Overall, these changes remind employees that when considering the tax effectiveness of salary packages, they need to consider their marginal tax rates and any offsets that may apply when lodging their tax returns.

Child Care Subsidy

The Child Care Subsidy (CCS) rate is to be increased by 30% for second and subsequent children aged five and under, up to a maximum of 95% (previously 85%) for these children. This measure is set to commence from July 2022. The CCS cap of $10,560 per child per year will be removed from 1 July 2022.

When child care is salary packaged, the CCS is no longer available as, technically, the employer is paying the child care fees. We strongly recommend employees consider this when comparing the full net cost of each option before determining the best one for them.


Changes to superannuation contributions required to be made by employers may have an indirect impact on salary packaging.

There were no announcements in the Budget about any changes to the planned increase in the rate of compulsory employer superannuation contributions from 9.5% to 10.0%. Therefore, the increased rate will be effective from 1 July 2021, as previously legislated. In addition, the annual cap for concessional contributions will increase from $25,000 to $27,500. For more on this, read our update here.

A change the Government did address last night was removing the monthly income threshold ($450) below which employers do not need to pay superannuation. The timing of the change is subject to the legislation passing, but it is unlikely to be before 1 July 2022.

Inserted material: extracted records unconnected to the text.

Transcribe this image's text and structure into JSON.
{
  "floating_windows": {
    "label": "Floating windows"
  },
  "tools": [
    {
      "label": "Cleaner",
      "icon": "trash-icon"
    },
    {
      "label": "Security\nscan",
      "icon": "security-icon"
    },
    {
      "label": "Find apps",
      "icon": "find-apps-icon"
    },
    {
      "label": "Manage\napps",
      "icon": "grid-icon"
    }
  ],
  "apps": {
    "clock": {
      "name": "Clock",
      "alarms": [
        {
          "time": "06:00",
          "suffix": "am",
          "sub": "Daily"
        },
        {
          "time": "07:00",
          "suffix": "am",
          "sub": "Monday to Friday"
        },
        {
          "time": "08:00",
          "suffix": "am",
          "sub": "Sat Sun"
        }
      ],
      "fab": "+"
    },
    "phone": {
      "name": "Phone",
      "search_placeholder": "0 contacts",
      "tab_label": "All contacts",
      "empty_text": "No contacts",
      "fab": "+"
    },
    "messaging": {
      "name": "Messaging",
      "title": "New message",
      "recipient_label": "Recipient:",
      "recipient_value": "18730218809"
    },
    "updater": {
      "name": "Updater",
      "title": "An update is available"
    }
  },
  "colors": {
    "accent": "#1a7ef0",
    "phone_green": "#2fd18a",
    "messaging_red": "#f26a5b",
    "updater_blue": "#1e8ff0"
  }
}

A question that arises with both these changes is whether the employer bears the cost of additional superannuation or whether this enforced saving is deducted from the employee’s salary. The answer will depend on the specific contract or industrial instrument applicable to the employee.


Currently, when deducting self-education costs, the first $250 is not deductible. But following the Government’s announcement last night, this deduction exclusion will be removed, effective from the 1 July following enactment of the legislation – so 1 July 2021 at the earliest, but more likely 1 July 2022. However, this does not change salary packaging arrangements, as the $250 exclusion does not apply when salary packaging.